Given that, it doesn't have a "precision", as any query has one (and only one) valid output result, and from all the tests I've done seem to indicate that you get the right result.

Note that I have built a fuzzy image searching system on top of this, but it's:

1. Not in this repo (it's here)
2. It uses a DCT-based perceptual hashing approach (mildly tweaked here) ((described here)[http://hackerfactor.com/blog/index.php%3F/archives/432-Looks-Like-It.html])
3. Not really finished.

[fake-name]

Looking at the SIFT1M webpage (here?), I'm not sure what the feature vector they're using looks like, but assuming it obeys the triangle inequality, the approach used here would probably work, though the index would need to be considerably more complicated if the vector size is larger then 64 bits.

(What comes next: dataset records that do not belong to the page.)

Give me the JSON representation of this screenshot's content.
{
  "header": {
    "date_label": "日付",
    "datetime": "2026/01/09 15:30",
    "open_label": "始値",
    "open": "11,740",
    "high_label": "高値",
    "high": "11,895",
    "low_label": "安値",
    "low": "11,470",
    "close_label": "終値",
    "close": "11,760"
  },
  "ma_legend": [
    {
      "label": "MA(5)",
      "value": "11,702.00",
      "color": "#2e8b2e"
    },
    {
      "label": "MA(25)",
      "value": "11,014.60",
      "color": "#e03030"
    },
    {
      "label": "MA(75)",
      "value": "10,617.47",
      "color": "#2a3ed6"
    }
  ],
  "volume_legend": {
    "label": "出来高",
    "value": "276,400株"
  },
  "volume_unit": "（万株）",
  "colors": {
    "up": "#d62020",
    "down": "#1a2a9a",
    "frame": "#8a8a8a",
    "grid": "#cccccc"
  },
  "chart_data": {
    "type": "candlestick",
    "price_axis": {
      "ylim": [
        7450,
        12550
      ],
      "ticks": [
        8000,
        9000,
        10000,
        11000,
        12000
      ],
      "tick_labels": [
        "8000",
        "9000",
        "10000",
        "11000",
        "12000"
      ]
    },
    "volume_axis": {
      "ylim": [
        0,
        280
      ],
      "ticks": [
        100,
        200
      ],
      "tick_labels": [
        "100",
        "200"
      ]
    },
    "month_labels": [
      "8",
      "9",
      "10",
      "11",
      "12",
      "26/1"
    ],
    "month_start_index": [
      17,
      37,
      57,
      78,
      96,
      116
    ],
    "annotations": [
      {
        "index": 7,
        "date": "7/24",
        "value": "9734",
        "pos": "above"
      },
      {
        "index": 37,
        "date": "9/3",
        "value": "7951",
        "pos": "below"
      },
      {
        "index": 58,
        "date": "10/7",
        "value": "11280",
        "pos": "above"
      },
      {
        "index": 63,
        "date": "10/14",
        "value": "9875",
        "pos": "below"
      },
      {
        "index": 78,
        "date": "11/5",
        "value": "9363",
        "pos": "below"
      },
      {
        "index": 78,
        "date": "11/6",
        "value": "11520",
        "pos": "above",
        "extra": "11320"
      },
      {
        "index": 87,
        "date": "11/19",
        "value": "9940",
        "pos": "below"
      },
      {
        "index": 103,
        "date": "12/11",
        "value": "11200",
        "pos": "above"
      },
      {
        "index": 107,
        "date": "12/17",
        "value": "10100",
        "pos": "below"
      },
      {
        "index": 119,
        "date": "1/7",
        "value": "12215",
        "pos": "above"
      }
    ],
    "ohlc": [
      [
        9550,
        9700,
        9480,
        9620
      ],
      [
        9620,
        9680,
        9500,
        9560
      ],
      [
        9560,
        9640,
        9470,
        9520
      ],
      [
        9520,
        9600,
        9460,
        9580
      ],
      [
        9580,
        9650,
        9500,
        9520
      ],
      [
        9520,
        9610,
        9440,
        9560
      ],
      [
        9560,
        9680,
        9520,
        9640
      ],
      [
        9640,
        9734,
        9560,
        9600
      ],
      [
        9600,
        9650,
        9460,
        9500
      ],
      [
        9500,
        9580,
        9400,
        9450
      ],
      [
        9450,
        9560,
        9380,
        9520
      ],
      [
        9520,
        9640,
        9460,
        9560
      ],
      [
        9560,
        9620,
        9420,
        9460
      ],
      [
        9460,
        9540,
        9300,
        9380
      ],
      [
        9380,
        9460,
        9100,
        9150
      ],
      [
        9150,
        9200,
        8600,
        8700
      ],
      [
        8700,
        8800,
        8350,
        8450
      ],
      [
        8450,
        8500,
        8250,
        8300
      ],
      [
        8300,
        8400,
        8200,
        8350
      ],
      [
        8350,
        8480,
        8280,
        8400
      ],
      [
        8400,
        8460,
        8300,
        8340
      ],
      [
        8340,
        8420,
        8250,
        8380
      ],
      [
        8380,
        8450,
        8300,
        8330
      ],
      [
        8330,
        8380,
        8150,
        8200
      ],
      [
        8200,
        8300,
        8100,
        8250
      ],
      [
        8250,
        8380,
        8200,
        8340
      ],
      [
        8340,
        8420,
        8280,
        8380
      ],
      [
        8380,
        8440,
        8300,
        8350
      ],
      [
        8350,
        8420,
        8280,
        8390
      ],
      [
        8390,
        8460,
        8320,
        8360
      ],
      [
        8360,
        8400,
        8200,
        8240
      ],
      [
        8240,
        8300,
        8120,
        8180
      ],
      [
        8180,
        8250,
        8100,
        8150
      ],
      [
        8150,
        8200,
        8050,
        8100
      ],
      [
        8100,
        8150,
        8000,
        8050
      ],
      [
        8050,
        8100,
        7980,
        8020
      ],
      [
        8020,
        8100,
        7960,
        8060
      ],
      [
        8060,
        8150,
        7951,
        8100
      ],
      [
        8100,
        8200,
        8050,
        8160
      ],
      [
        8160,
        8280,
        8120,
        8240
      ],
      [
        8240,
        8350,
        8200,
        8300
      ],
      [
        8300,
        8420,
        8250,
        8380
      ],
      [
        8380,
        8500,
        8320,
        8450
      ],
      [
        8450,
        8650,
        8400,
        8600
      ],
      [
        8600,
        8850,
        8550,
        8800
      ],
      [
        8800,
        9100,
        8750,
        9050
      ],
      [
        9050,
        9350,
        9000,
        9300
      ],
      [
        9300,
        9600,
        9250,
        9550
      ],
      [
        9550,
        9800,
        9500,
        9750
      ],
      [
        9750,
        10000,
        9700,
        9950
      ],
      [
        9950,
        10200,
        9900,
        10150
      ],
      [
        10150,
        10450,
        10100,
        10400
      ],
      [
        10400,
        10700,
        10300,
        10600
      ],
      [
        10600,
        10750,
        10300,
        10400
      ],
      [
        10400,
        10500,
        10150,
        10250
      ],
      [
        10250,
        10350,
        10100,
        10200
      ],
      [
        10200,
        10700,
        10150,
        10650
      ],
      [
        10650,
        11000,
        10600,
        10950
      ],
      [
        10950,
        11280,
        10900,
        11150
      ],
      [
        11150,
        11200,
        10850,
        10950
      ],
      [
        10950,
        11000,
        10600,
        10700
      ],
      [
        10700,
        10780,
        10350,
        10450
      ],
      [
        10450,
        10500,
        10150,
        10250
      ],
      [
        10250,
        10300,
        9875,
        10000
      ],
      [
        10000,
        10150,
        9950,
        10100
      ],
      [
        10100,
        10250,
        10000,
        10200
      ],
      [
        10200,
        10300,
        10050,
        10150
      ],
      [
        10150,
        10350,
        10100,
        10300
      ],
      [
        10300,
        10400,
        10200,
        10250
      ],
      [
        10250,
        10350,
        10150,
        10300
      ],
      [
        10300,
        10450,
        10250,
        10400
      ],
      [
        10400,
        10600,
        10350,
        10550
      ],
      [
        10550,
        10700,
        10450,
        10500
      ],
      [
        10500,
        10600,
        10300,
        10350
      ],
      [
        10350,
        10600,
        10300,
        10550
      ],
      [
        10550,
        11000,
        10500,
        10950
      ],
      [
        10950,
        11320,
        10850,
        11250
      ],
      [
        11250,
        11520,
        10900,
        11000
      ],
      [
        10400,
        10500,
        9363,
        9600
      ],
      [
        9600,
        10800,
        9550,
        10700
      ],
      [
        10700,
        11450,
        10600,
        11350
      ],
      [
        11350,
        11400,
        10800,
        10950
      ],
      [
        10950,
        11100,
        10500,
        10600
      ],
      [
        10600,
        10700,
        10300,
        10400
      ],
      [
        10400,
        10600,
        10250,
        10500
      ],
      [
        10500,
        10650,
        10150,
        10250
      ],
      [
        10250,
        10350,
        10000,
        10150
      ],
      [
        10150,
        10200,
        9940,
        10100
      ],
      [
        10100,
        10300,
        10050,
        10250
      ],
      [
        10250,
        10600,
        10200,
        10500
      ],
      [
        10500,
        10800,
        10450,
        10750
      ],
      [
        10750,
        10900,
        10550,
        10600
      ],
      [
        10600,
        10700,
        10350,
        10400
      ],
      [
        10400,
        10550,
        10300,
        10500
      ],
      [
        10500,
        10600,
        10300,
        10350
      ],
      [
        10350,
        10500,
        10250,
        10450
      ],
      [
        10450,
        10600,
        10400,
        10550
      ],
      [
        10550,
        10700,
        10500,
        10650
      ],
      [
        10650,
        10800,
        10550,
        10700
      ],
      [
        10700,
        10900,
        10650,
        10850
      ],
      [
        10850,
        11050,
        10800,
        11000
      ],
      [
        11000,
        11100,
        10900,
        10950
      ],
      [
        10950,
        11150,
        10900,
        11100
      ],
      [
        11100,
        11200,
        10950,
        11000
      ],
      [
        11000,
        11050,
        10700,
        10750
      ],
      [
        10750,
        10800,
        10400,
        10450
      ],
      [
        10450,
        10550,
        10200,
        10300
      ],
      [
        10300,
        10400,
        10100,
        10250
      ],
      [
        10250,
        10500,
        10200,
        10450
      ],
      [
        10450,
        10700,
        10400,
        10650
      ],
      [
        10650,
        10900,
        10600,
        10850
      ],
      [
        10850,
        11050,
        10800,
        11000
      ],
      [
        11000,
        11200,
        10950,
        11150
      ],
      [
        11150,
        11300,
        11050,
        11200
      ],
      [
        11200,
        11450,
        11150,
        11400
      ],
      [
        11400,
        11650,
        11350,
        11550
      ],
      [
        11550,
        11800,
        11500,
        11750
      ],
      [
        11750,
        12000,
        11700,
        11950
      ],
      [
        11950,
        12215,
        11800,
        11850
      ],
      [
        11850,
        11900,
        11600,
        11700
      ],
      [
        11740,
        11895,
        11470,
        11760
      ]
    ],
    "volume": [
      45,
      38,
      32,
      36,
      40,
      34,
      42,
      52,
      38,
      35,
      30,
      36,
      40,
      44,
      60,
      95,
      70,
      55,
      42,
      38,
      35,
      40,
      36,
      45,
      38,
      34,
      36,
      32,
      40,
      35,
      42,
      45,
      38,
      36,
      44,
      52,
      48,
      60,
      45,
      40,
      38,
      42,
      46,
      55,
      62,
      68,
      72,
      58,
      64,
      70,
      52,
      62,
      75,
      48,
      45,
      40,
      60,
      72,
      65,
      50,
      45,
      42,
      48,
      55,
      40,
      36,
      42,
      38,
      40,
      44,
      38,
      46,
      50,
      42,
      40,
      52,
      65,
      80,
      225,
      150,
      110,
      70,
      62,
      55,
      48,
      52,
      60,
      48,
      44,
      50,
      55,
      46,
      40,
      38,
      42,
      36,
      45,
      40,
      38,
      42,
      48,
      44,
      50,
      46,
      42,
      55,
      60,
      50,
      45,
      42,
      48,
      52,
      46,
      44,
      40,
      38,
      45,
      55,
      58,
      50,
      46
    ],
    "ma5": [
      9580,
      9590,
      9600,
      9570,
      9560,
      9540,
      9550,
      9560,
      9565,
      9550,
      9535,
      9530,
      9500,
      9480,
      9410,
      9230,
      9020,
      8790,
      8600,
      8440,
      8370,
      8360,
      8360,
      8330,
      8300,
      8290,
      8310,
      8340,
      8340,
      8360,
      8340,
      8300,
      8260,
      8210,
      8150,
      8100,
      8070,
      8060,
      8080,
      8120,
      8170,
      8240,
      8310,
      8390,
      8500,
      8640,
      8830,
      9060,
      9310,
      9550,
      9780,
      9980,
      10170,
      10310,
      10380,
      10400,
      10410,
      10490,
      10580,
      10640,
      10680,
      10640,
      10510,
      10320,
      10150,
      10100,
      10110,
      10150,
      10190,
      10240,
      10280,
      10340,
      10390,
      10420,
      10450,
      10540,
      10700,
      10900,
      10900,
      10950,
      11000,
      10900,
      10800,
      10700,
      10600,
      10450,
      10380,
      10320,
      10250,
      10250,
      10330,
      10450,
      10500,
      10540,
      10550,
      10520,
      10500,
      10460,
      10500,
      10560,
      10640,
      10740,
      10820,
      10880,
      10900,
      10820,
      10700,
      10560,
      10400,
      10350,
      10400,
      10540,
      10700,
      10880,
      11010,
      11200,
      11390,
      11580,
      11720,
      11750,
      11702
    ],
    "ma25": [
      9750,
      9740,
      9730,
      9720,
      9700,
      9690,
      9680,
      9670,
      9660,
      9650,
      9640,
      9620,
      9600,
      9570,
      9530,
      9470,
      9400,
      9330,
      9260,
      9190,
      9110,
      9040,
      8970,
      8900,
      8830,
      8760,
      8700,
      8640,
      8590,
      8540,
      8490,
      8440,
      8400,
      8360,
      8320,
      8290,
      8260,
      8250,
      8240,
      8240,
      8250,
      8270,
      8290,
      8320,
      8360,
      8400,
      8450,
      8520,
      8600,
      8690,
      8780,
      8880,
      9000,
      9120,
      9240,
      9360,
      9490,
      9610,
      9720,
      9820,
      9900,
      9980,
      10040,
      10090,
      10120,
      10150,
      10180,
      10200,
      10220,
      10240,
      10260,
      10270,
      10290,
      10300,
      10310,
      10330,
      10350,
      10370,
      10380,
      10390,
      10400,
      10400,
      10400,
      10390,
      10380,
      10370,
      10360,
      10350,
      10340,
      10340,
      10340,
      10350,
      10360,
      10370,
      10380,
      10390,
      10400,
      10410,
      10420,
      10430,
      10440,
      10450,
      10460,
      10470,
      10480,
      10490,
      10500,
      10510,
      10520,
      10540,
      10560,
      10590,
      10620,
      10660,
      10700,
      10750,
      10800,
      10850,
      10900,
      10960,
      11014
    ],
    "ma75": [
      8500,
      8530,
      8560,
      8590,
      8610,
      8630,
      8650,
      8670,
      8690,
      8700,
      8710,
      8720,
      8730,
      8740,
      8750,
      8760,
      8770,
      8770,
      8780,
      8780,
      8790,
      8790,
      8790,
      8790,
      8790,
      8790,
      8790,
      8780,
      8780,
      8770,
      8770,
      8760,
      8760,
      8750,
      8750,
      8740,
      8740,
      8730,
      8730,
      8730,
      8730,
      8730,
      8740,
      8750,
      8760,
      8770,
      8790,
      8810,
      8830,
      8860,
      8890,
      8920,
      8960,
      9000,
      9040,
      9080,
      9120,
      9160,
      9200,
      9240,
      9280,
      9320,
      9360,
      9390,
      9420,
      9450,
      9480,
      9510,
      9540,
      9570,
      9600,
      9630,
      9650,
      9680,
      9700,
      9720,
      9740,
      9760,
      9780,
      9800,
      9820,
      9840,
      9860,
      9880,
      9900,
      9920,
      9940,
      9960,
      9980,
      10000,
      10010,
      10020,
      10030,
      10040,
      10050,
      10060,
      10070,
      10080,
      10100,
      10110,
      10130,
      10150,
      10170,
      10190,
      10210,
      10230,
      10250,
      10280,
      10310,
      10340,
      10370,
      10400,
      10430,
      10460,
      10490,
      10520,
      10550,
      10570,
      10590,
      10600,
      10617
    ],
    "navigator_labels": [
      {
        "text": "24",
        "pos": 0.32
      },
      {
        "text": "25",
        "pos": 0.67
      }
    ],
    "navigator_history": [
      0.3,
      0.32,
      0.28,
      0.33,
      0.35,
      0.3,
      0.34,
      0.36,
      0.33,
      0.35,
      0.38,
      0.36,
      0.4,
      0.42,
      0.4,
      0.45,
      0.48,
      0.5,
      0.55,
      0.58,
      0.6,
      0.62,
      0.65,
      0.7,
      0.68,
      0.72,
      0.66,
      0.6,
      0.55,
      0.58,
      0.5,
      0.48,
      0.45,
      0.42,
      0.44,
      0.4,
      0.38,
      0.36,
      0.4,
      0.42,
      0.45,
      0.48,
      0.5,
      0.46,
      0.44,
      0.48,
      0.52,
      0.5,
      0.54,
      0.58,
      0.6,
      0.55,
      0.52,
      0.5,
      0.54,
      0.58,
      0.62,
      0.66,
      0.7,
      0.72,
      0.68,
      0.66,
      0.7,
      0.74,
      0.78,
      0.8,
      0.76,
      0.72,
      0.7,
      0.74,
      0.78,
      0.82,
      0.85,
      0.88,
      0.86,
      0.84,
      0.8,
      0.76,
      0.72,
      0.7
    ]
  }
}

This index exploits the fact that the pHash values it's designed to index are the native data size of the index pointers, and therefore stores the hash value directly in the index itself. Postgresql can support out-of-line index data, but it's more indirection and a additional lookup for each index comparison operation to do that, so you'd at least double the number of RAM accesses if you made those changes. It'd probably also have poor cache-locality effects.

[yjhjstz]

thanks , maybe you can try mnist dataset, it has features and label . according to label , precision can be done.

[fake-name]

@yjhjstz - That sounds neat. Let me know if you have performance numbers I can add to the repo.

[yjhjstz]

not only performance, I also care about precision of top-1.

[fake-name]

Again, this is just a database-backed BK-tree-based index implementation. It has no precision.

[yjhjstz]

I know ， thanks anain.